Russia: Central Bank cuts rate to pre-war level in June

At its meeting on 10 June, the Central Bank of the Russian Federation (CBR) cut its key interest rate from 11.00% to 9.50%. The move marked the fourth consecutive cut since the beginning of the war and brought the key rate back to its pre-war level. The decision was chiefly driven by softening inflation amid a stronger ruble, and represented the Bank’s efforts to support the ailing economy.

Price pressures seem to have peaked halfway through the second quarter. Inflation moderated to 17.1% in May from April’s 17.8%, which had marked the highest reading since January 2002. An unprecedented rally of the ruble due to capital controls, cooling demand and lower inflation expectations was primarily behind the slowdown. Moreover, the Central Bank highlighted risks of stagflation as international sanctions hammer the Russian economy—which seemingly plunged into contraction in Q2.

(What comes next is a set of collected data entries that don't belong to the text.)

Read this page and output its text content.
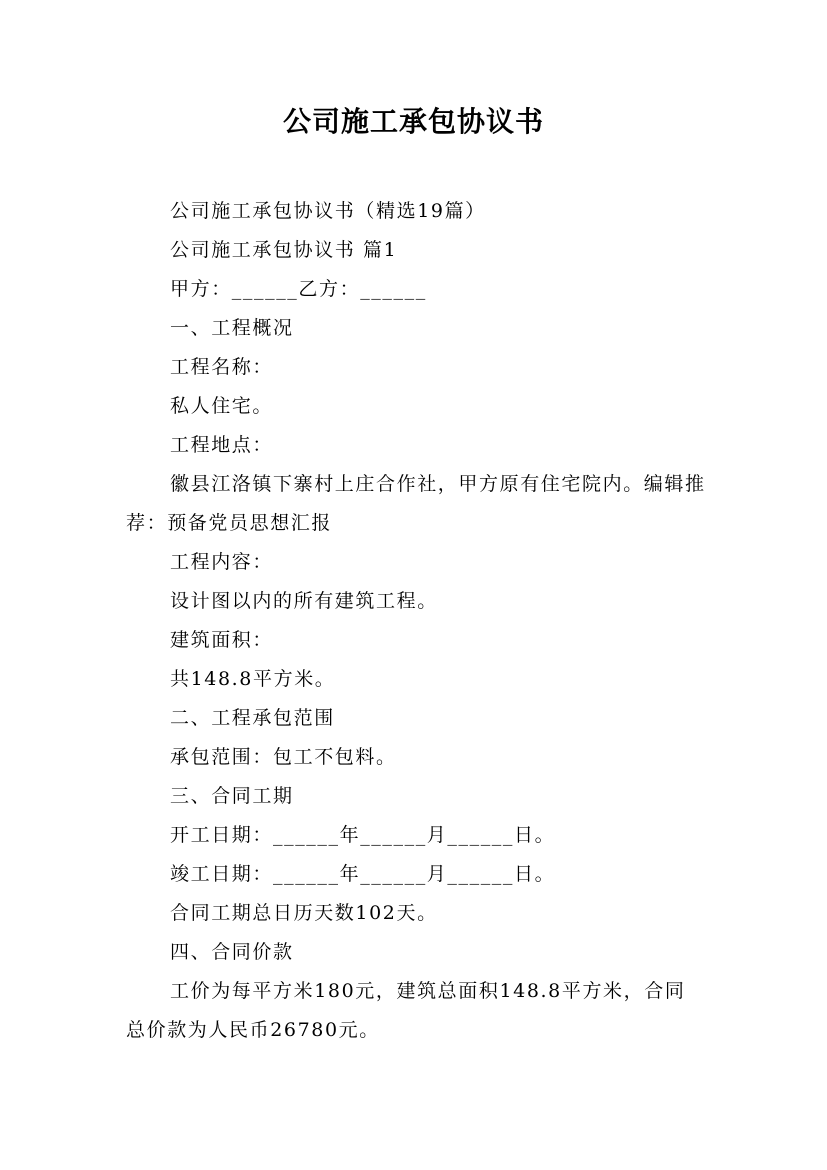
公司施工承包协议书

公司施工承包协议书（精选19篇）

公司施工承包协议书 篇1

甲方：______乙方：______

一、工程概况

工程名称：

私人住宅。

工程地点：

徽县江洛镇下寨村上庄合作社，甲方原有住宅院内。编辑推荐：预备党员思想汇报

工程内容：

设计图以内的所有建筑工程。

建筑面积：

共148.8平方米。

二、工程承包范围

承包范围：包工不包料。

三、合同工期

开工日期：______年______月______日。

竣工日期：______年______月______日。

合同工期总日历天数102天。

四、合同价款

工价为每平方米180元，建筑总面积148.8平方米，合同总价款为人民币26780元。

Moving forward, the outlook remains uncertain. In its communique, the Bank stated that it “will consider the necessity of key rate reduction at its upcoming meetings”, against the backdrop of “risks posed by domestic and external conditions and the reaction of financial markets”. The CBR expects inflation to average 14.0–17.0% in 2022, before cooling to 5.0–7.0% in 2023 and returning to the 4.0% target in 2024. The majority of our panelists see further monetary policy easing by year-end. An extremely volatile external backdrop is the key risk to the outlook.

Commenting on the monetary policy outlook, Artem Arkhipov and Ariel Chernyy, economists at Unicredit, said:

“The CBR will have to monitor the balance between demand and supply, as both are likely to remain weak or to decline further. If demand continues to fall faster than supply, then the CBR might have to cut more aggressively than it currently suggests. If supply drops because Russian companies are unable to find adequate substitutes to missing imports, then a positive output gap might arise even if domestic demand remains weak. In such a scenario, the CBR’s moves would be less clear, with the scope for additional easing being limited. […] In our view, the most likely range for the key rate is 8.0-9.0% by the end of 2022. In 2023, the CBR could cut to 7.0-8.0% as inflation falls to 7.0%.”

The Russia’s Central Bank is scheduled to hold its next key rate review meeting on 22 July.